After, we drove to her apartment, in a suburb of Philadelphia.  In a two-bed-two-bath, with high ceilings and broken bar stools.  I slept on the couch, the air conditioning turned on to combat the insidious humidity that unapologetically clings to your body like static.  There was no getting rid of the heat, and I was introduced to it in Philadelphia.

And the next morning, when I dropped Carissa off at work to have her car for the day, I stripped my sweaty shirt off and sat for a while in the parking lot of her complex, marveling at the greenery and the way birds sang higher notes.  Beads formed, breath shortened, and I followed the familiar zigzag of hallways that led to her doorstep.  I drank the rest of my gas station coffee and found every movement of mine echoing in her airy apartment.  I had time to think, to relax, to hear myself and my opinions.  I had time, for the first time in a long time.

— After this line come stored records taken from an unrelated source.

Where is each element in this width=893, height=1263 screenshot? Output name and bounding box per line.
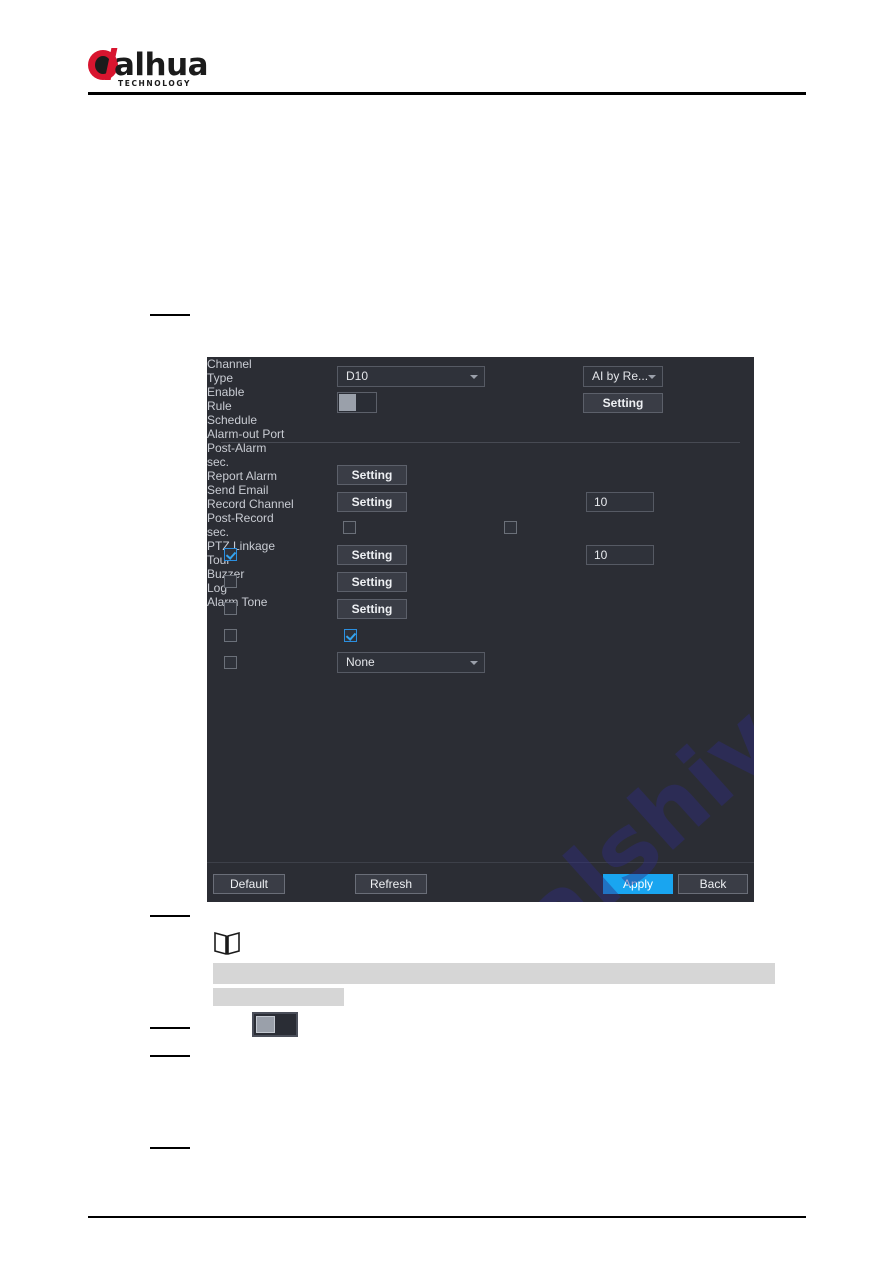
send-email-label: Send Email <box>207 483 269 497</box>
record-channel-label: Record Channel <box>207 497 294 511</box>
back-button[interactable]: Back <box>678 874 748 894</box>
alarm-tone-select[interactable]: None <box>337 652 485 673</box>
page-header: alhua TECHNOLOGY <box>0 0 893 96</box>
ptz-linkage-checkbox[interactable] <box>224 575 237 588</box>
inline-toggle-figure <box>252 1012 298 1037</box>
type-select[interactable]: AI by Re... <box>583 366 663 387</box>
note-book-icon <box>213 931 241 957</box>
post-record-label: Post-Record <box>207 511 274 525</box>
enable-toggle[interactable] <box>337 392 377 413</box>
redaction-line <box>150 1147 190 1149</box>
log-checkbox[interactable] <box>344 629 357 642</box>
channel-select[interactable]: D10 <box>337 366 485 387</box>
tour-checkbox[interactable] <box>224 602 237 615</box>
report-alarm-label: Report Alarm <box>207 469 278 483</box>
refresh-button[interactable]: Refresh <box>355 874 427 894</box>
schedule-setting-button[interactable]: Setting <box>337 465 407 485</box>
rule-setting-button[interactable]: Setting <box>583 393 663 413</box>
redaction-line <box>150 915 190 917</box>
brand-tagline: TECHNOLOGY <box>118 79 191 88</box>
brand-name: alhua <box>114 47 209 83</box>
section-divider <box>221 442 740 443</box>
log-label: Log <box>207 581 228 595</box>
tour-label: Tour <box>207 553 231 567</box>
channel-select-value: D10 <box>346 369 369 383</box>
report-alarm-checkbox[interactable] <box>343 521 356 534</box>
redacted-text-block <box>213 963 775 984</box>
alarm-tone-label: Alarm Tone <box>207 595 268 609</box>
post-record-unit: sec. <box>207 525 230 539</box>
alarm-out-setting-button[interactable]: Setting <box>337 492 407 512</box>
redaction-line <box>150 1055 190 1057</box>
buzzer-label: Buzzer <box>207 567 245 581</box>
dahua-logo: alhua TECHNOLOGY <box>88 47 278 88</box>
buzzer-checkbox[interactable] <box>224 629 237 642</box>
footer-divider <box>88 1216 806 1218</box>
post-alarm-unit: sec. <box>207 455 230 469</box>
toggle-knob <box>339 394 356 411</box>
toggle-knob <box>256 1016 275 1033</box>
alarm-tone-checkbox[interactable] <box>224 656 237 669</box>
default-button[interactable]: Default <box>213 874 285 894</box>
enable-label: Enable <box>207 385 245 399</box>
post-alarm-input[interactable]: 10 <box>586 492 654 512</box>
record-channel-checkbox[interactable] <box>224 548 237 561</box>
header-divider <box>88 92 806 95</box>
alarm-out-port-label: Alarm-out Port <box>207 427 285 441</box>
rule-label: Rule <box>207 399 232 413</box>
chevron-down-icon <box>470 375 478 379</box>
alarm-settings-dialog: Channel D10 Type AI by Re... Enable Rule… <box>207 357 754 902</box>
chevron-down-icon <box>648 375 656 379</box>
type-select-value: AI by Re... <box>592 369 649 383</box>
redaction-line <box>150 314 190 316</box>
record-channel-setting-button[interactable]: Setting <box>337 545 407 565</box>
dialog-footer: Default Refresh Apply Back <box>207 862 754 902</box>
redaction-line <box>150 1027 190 1029</box>
ptz-linkage-setting-button[interactable]: Setting <box>337 572 407 592</box>
ptz-linkage-label: PTZ Linkage <box>207 539 276 553</box>
apply-button[interactable]: Apply <box>603 874 673 894</box>
post-alarm-label: Post-Alarm <box>207 441 267 455</box>
post-record-input[interactable]: 10 <box>586 545 654 565</box>
tour-setting-button[interactable]: Setting <box>337 599 407 619</box>
chevron-down-icon <box>470 661 478 665</box>
redacted-text-block <box>213 988 344 1006</box>
alarm-tone-select-value: None <box>346 655 375 669</box>
schedule-label: Schedule <box>207 413 258 427</box>
send-email-checkbox[interactable] <box>504 521 517 534</box>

So I cleaned her apartment.  I did the dishes and folded blankets.  I put laundry away and wiped my spit from the sink.  I did it because I wanted to show I loved her in a way she wouldn't expect.  I like to be kept busy, and I'm good at distracting myself from myself.  The echoes were almost too loud, they drowned out the birdcalls I loved so much.

When it was time to pick up Carissa, we headed towards Richmond, Virginia, the overnight stop on our way to Pinetops, North Carolina.  We shot down lanes, followed banks and rivers.  We covered more mileage in the Chesapeake Bay Watershed than I had in years.  We stocked up on snacks, and stopped once to buy lottery tickets outside of Baltimore.  Carissa drove the whole way and I watched her lips move in the cold blue hues of her dashboard as we sang along to the radio.  It was a night when the water made the air cold and we fogged up the windows from laughing at ourselves.

We checked into a Microtel that had bulletproof glass and slept in a queen-sized bed, waking up five hours later to pull into my brother's driveway by nine the next morning.